Find a part-time job you enjoy. You don’t have to go to the local drive-thru window to find a summer job; start by thinking about what you enjoy doing and tailor your search to fit. For me, I wanted something that involved animals but not many people. I thought about applying at a local shelter until a friend suggested I become a dog walker for my neighbors with hectic work schedules. And the best part about summer is that people are going on vacation and need dog sitters, so I get to hang out with cool pooches all day! It’s a great way for me to make money and be social without the pressures of human interaction. Not into dogs? People still want their houses (and plants) looked after while they’re gone. Or if you’re musical, you can offer your services to a local art gallery for openings or to a café in need of some ambience.
Go on an adventure with a friend. At school, it can be difficult to connect with my best friend because I feel like I’m competing with everyone else. Summer gives us a chance for more one-on-one bonding time, and I like to take full advantage. Take your bestie on an adventure to a state park or that new area downtown you’ve wanted to check out. Have a photo contest to see who can find the most unique perspective or complete a scavenger hunt as you explore. Challenge each other to try new things. With your best friend at your side you’ll be more confident to push your boundaries, and you’ll create lifelong memories along the way.

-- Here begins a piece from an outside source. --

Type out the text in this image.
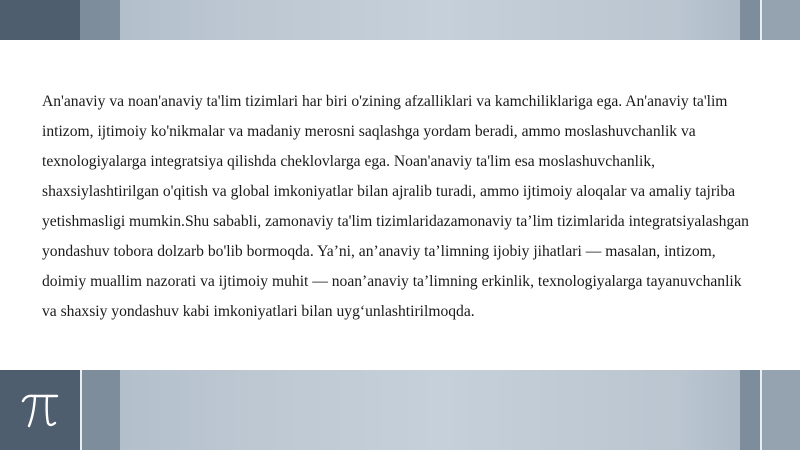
An'anaviy va noan'anaviy ta'lim tizimlari har biri o'zining afzalliklari va kamchiliklariga ega. An'anaviy ta'lim intizom, ijtimoiy ko'nikmalar va madaniy merosni saqlashga yordam beradi, ammo moslashuvchanlik va texnologiyalarga integratsiya qilishda cheklovlarga ega. Noan'anaviy ta'lim esa moslashuvchanlik, shaxsiylashtirilgan o'qitish va global imkoniyatlar bilan ajralib turadi, ammo ijtimoiy aloqalar va amaliy tajriba yetishmasligi mumkin.Shu sababli, zamonaviy ta'lim tizimlaridazamonaviy ta’lim tizimlarida integratsiyalashgan yondashuv tobora dolzarb bo'lib bormoqda. Ya’ni, an’anaviy ta’limning ijobiy jihatlari — masalan, intizom, doimiy muallim nazorati va ijtimoiy muhit — noan’anaviy ta’limning erkinlik, texnologiyalarga tayanuvchanlik va shaxsiy yondashuv kabi imkoniyatlari bilan uyg‘unlashtirilmoqda.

Start a blog. I’ve found that writing can be an excellent way to cope, especially when my Asperger’s prevents me from communicating the way I want. It can even help me sort out my thoughts when I’m not sure how I feel. Start a blog as a way to express your joy, your fears, your anger, or anything else that’s bottled up inside. It can be topical — focused on movies, shows, art, music, etc. — or personal, and you can make it private so that no one but you reads it, or you can share it with others.
However you decide to spend your summer, take advantage of the extra free time to learn about yourself and try new things. Don’t let your Asperger’s hold you back — instead, find ways to work it to your advantage!